Quand les sociologues
sont venus, ils ont vu les chefs des villages voisins, ils ont demandé à
croiser les infiltrés. Ouérémi et ses éléments ont refusé. Vers la fin de la
mission, nous étions stressés. Un dernier volet devait faire l'état des pistes
qui ceinturent le parc dont l'une des vocations est le développement du
tourisme. Dès que la mission est finie, il y a eu le communiqué du gouvernement
qui demandait aux infiltrés de sortir des aires protégées. Amadé Ouérémi et ses
hommes ont pensé que l'objet de la mission était de connaître leur position et
les signaler à Abidjan.
Etiez-vous de la
mission ?
Non. J'ai fait partir
deux éléments. On me connaissait déjà, il fallait éviter que les esprits
s'échauffent. Je faisais la ronde autour du parc pour alerter les autorités en
cas de besoin.
La mission a-t-elle pu
voir cet oiseau rare ?
C'est ma hiérarchie
qui peut vous répondre. Je ne peux pas évoquer les conclusions d'une mission
dont je ne suis pas le commanditaire.
Le parc peut-il encore
être sauvé ?
La vocation d'un parc,
ce n'est pas forcément la forêt. C'est aussi le relief, le paysage, la faune.

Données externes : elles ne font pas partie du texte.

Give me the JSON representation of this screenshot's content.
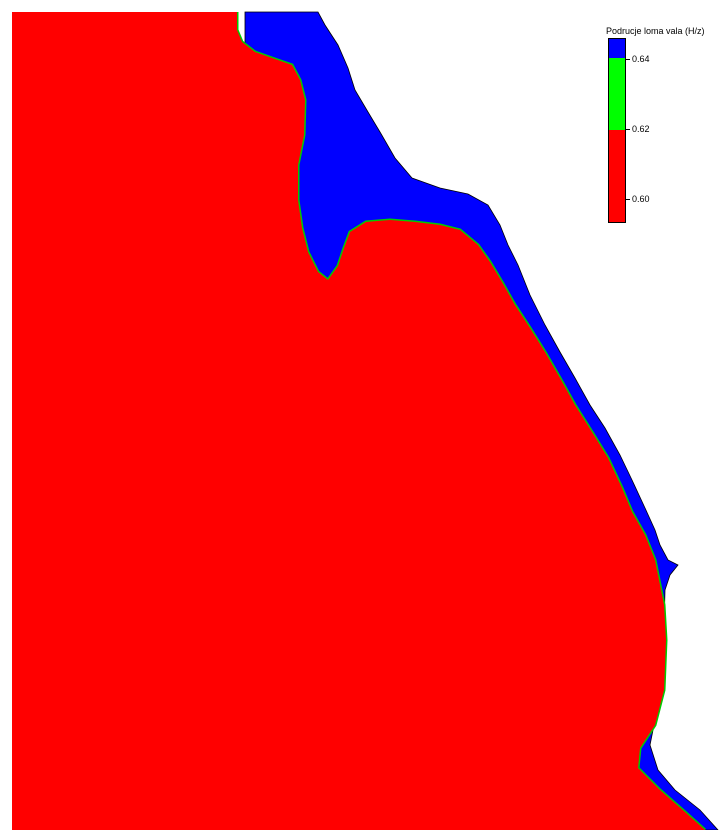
{
  "legend": {
    "title": "Podrucje loma vala (H/z)",
    "colors": {
      "high": "#0000ff",
      "mid": "#00ff00",
      "low": "#ff0000"
    },
    "ticks": [
      {
        "label": "0.64"
      },
      {
        "label": "0.62"
      },
      {
        "label": "0.60"
      }
    ]
  },
  "map": {
    "fill_colors": {
      "land_zone": "#ff0000",
      "coastal_band": "#0000ff",
      "boundary": "#00cc00",
      "outline": "#000000",
      "background": "#ffffff"
    }
  }
}
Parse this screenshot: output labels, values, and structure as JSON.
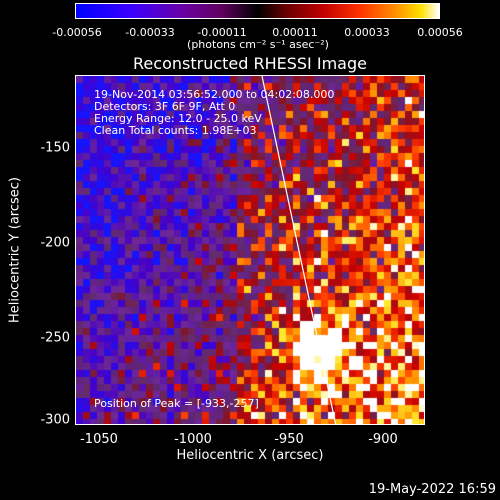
{
  "colorbar": {
    "ticks": [
      "-0.00056",
      "-0.00033",
      "-0.00011",
      "0.00011",
      "0.00033",
      "0.00056"
    ],
    "unit": "(photons cm⁻² s⁻¹ asec⁻²)"
  },
  "title": "Reconstructed RHESSI Image",
  "info": {
    "time": "19-Nov-2014 03:56:52.000 to 04:02:08.000",
    "detectors": "Detectors: 3F 6F 9F, Att 0",
    "energy": "Energy Range: 12.0 - 25.0 keV",
    "clean": "Clean     Total counts: 1.98E+03",
    "peak": "Position of Peak = [-933,-257]"
  },
  "axes": {
    "xlabel": "Heliocentric X (arcsec)",
    "ylabel": "Heliocentric Y (arcsec)",
    "xticks": [
      "-1050",
      "-1000",
      "-950",
      "-900"
    ],
    "yticks": [
      "-150",
      "-200",
      "-250",
      "-300"
    ],
    "xticks_values": [
      -1050,
      -1000,
      -950,
      -900
    ],
    "yticks_values": [
      -150,
      -200,
      -250,
      -300
    ],
    "xlim": [
      -1065,
      -873
    ],
    "ylim": [
      -302,
      -122
    ]
  },
  "timestamp": "19-May-2022 16:59"
}
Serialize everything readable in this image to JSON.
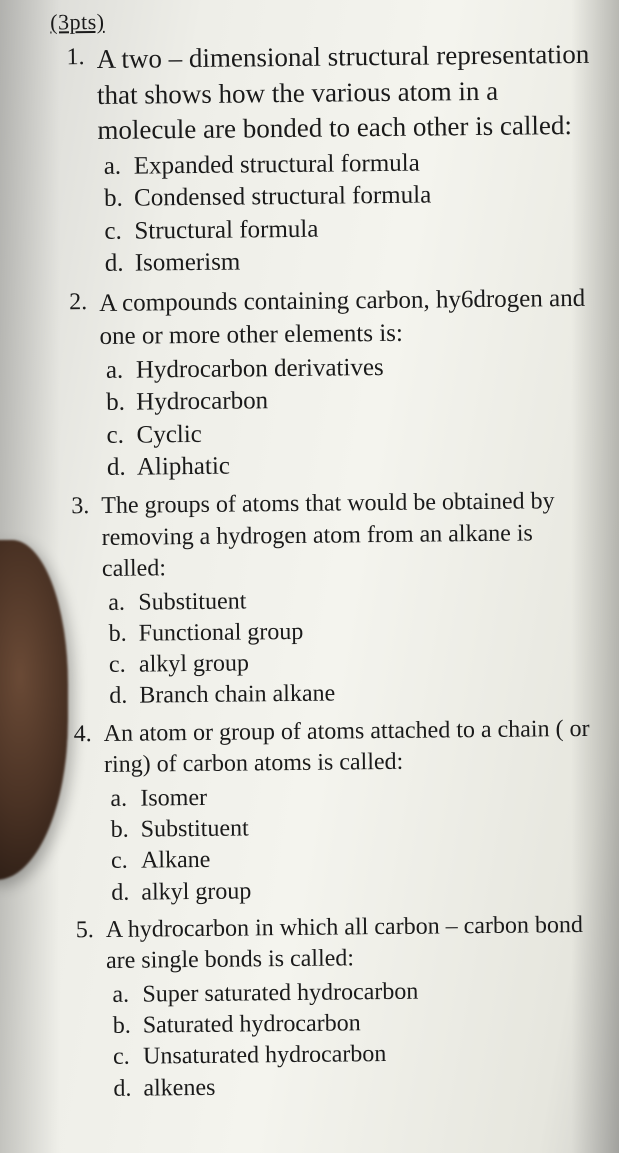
{
  "header": "(3pts)",
  "questions": [
    {
      "num": "1.",
      "stem": "A two – dimensional structural representation that shows how the various atom in a molecule are bonded to each other is called:",
      "options": [
        {
          "letter": "a.",
          "text": "Expanded structural formula"
        },
        {
          "letter": "b.",
          "text": "Condensed structural formula"
        },
        {
          "letter": "c.",
          "text": "Structural formula"
        },
        {
          "letter": "d.",
          "text": "Isomerism"
        }
      ]
    },
    {
      "num": "2.",
      "stem": "A compounds containing carbon, hy6drogen and one or more other elements is:",
      "options": [
        {
          "letter": "a.",
          "text": "Hydrocarbon derivatives"
        },
        {
          "letter": "b.",
          "text": "Hydrocarbon"
        },
        {
          "letter": "c.",
          "text": "Cyclic"
        },
        {
          "letter": "d.",
          "text": "Aliphatic"
        }
      ]
    },
    {
      "num": "3.",
      "stem": "The groups of atoms that would be obtained by removing a hydrogen atom from an alkane is called:",
      "options": [
        {
          "letter": "a.",
          "text": "Substituent"
        },
        {
          "letter": "b.",
          "text": "Functional group"
        },
        {
          "letter": "c.",
          "text": "alkyl group"
        },
        {
          "letter": "d.",
          "text": "Branch chain alkane"
        }
      ]
    },
    {
      "num": "4.",
      "stem": "An atom or group of atoms attached to a chain ( or ring) of carbon atoms is called:",
      "options": [
        {
          "letter": "a.",
          "text": "Isomer"
        },
        {
          "letter": "b.",
          "text": "Substituent"
        },
        {
          "letter": "c.",
          "text": "Alkane"
        },
        {
          "letter": "d.",
          "text": "alkyl group"
        }
      ]
    },
    {
      "num": "5.",
      "stem": "A hydrocarbon in which all carbon – carbon bond are single bonds is called:",
      "options": [
        {
          "letter": "a.",
          "text": "Super saturated hydrocarbon"
        },
        {
          "letter": "b.",
          "text": "Saturated hydrocarbon"
        },
        {
          "letter": "c.",
          "text": "Unsaturated hydrocarbon"
        },
        {
          "letter": "d.",
          "text": "alkenes"
        }
      ]
    }
  ]
}
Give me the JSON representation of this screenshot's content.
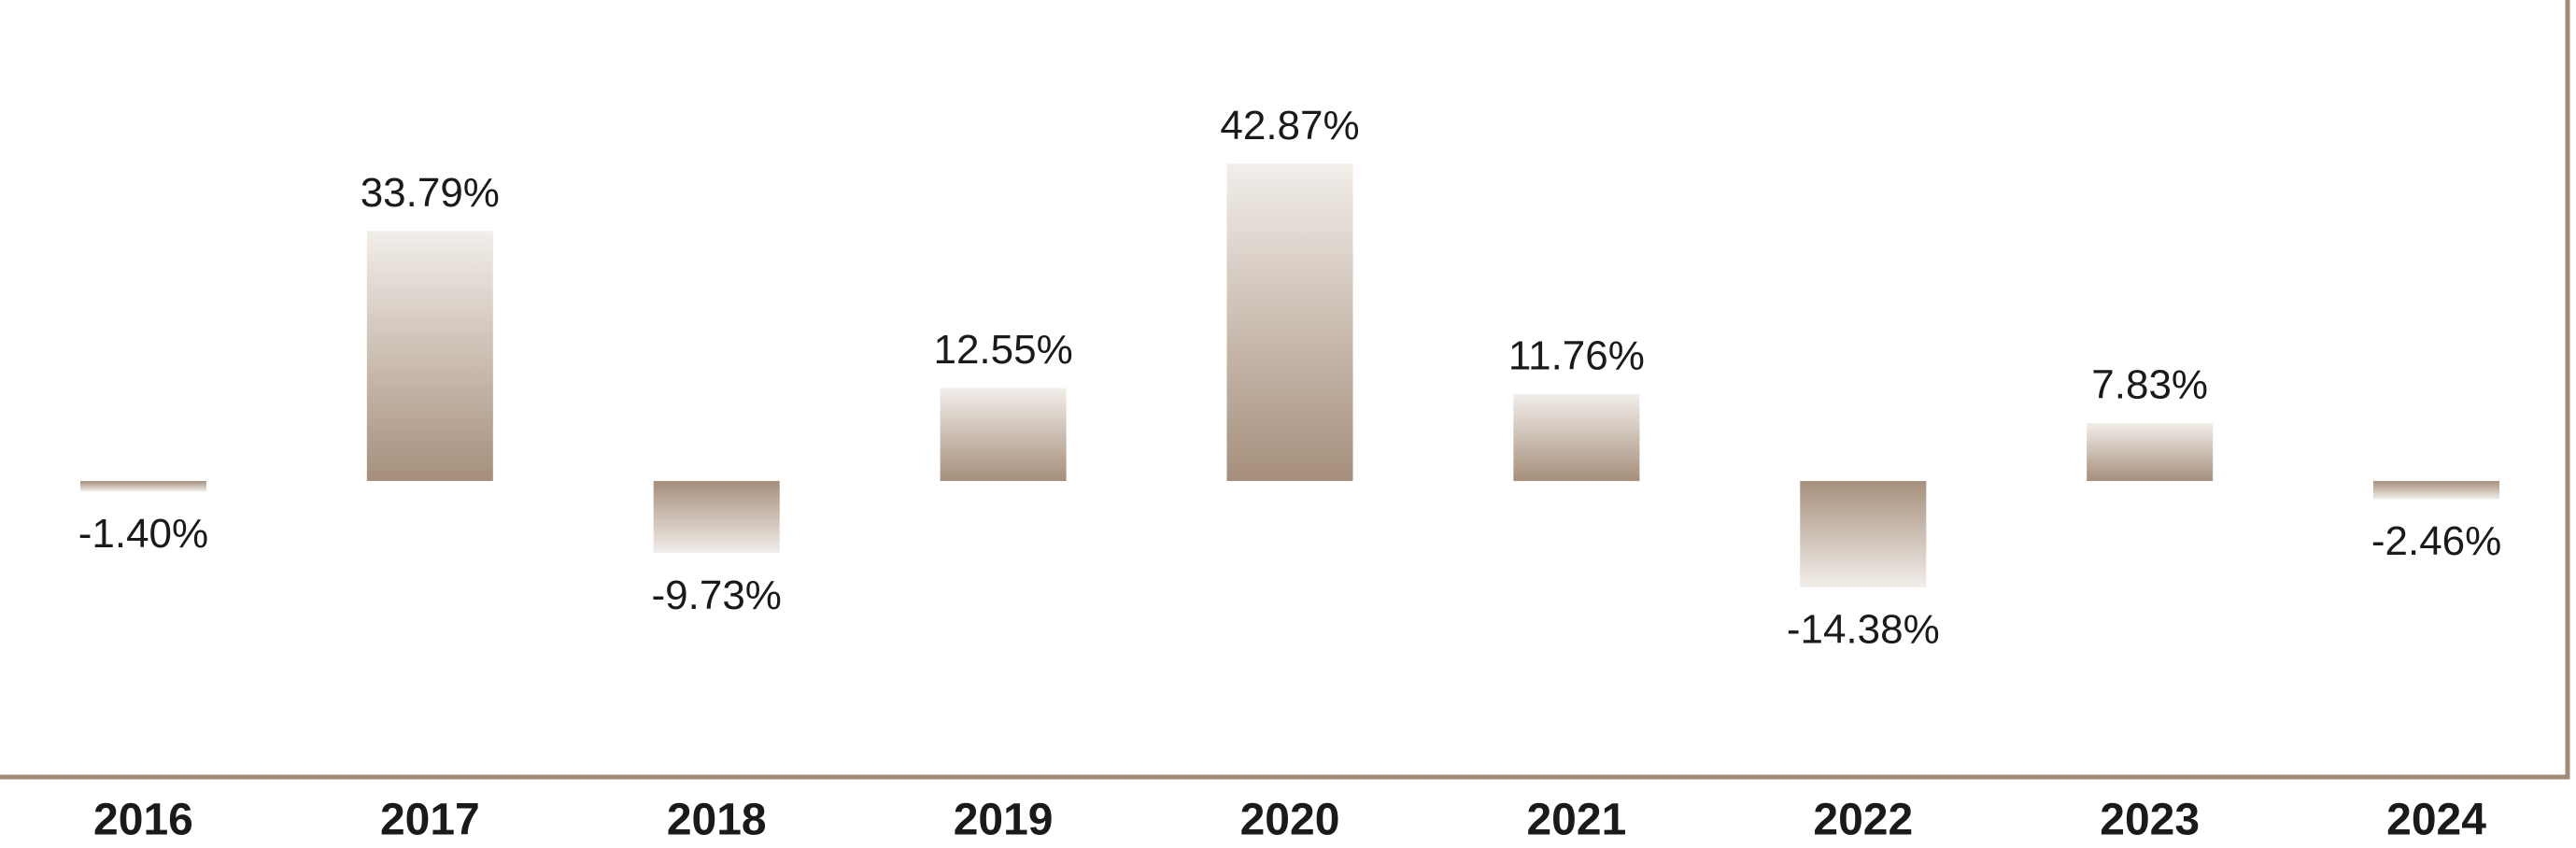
{
  "chart_data": {
    "type": "bar",
    "categories": [
      "2016",
      "2017",
      "2018",
      "2019",
      "2020",
      "2021",
      "2022",
      "2023",
      "2024"
    ],
    "values": [
      -1.4,
      33.79,
      -9.73,
      12.55,
      42.87,
      11.76,
      -14.38,
      7.83,
      -2.46
    ],
    "value_labels": [
      "-1.40%",
      "33.79%",
      "-9.73%",
      "12.55%",
      "42.87%",
      "11.76%",
      "-14.38%",
      "7.83%",
      "-2.46%"
    ],
    "color": "#a68f7c",
    "ylim": [
      -40,
      65
    ]
  }
}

Si on le laisse tranquille, il peut se reconstituer. Il y a des éléphants et
des chimpanzés dans ce parc. Ils sont chassés. L'exploitation agricole est
également très intense. Cela met le parc en péril.
Que dites-vous aux
populations riveraines qui se plaignent qu'on les empêche de travailler dans le
parc, alors qu'Amadé Ouérémi y est en toute tranquillité ?
Elles ont raison. Ce
parc est préservé depuis la période coloniale. Il a un rôle très important dans
la région. Aujourd'hui, on se rend compte que le fleuve Sassandra est en train
de mourir. Une des causes de cette situation est la destruction du Péko qui est
un de ses réservoirs. Tous les cours d'eau qui partent du Péko sont à sec. Dans
les champs, les populations déforment les lits des cours d'eau.
Comment régler, selon
vous, le cas d'Amadé Ouérémi ?
Nous nous référons à
notre hiérarchie et au gouvernement. Le dossier est très sensible pour diverses
raisons.
Lesquelles ?
Ceux qui sont à
l'intérieur du parc sont majoritairement des étrangers. En tant que
gestionnaire du Mont Péko, il ne m'appartient pas de mener des actions qui
peuvent entraîner des troubles dans la région.
Quel est l'état réel du
parc aujourd'hui ?
On ne peut pas vous
répondre sans faire une étude du parc. Or, il est impossible de la faire. Parce
que le parc est devenu une poudrière. Chaque semaine, deux à trois cars de
transport en commun y déversent les clandestins, augmentant ainsi leur
population. Si l’on part sur la base de deux convois par semaine, on se
retrouve facilement avec 600 personnes par mois. Au départ, les nouveaux venus
étaient des manouvres agricoles au service des anciens. Quand ils ont des
moyens, après leurs contrats, ils achètent à leur tour des parts de forêt. Ils
sont bien organisés sur place.
Pourquoi ne pas passer
du côté de Bangolo ?
Partout, on vous
renvoie à Amadé Ouérémi. En fait, il y avait deux groupes au départ. A Bangolo,
un certain Bakary et Ouérémi dans la zone de Duékoué. Chacun travaillait de son
côté. Il y a eu conflit de compétence entre les deux quand les champs des deux
groupes se sont touchés autour de 2008-2009. A la suite des affrontements,
Amadé Ouérémi a pris le dessus.
Interview réalisée à
Duékoué par Doua Gouly (in Fraternité Matin 25 août 2012)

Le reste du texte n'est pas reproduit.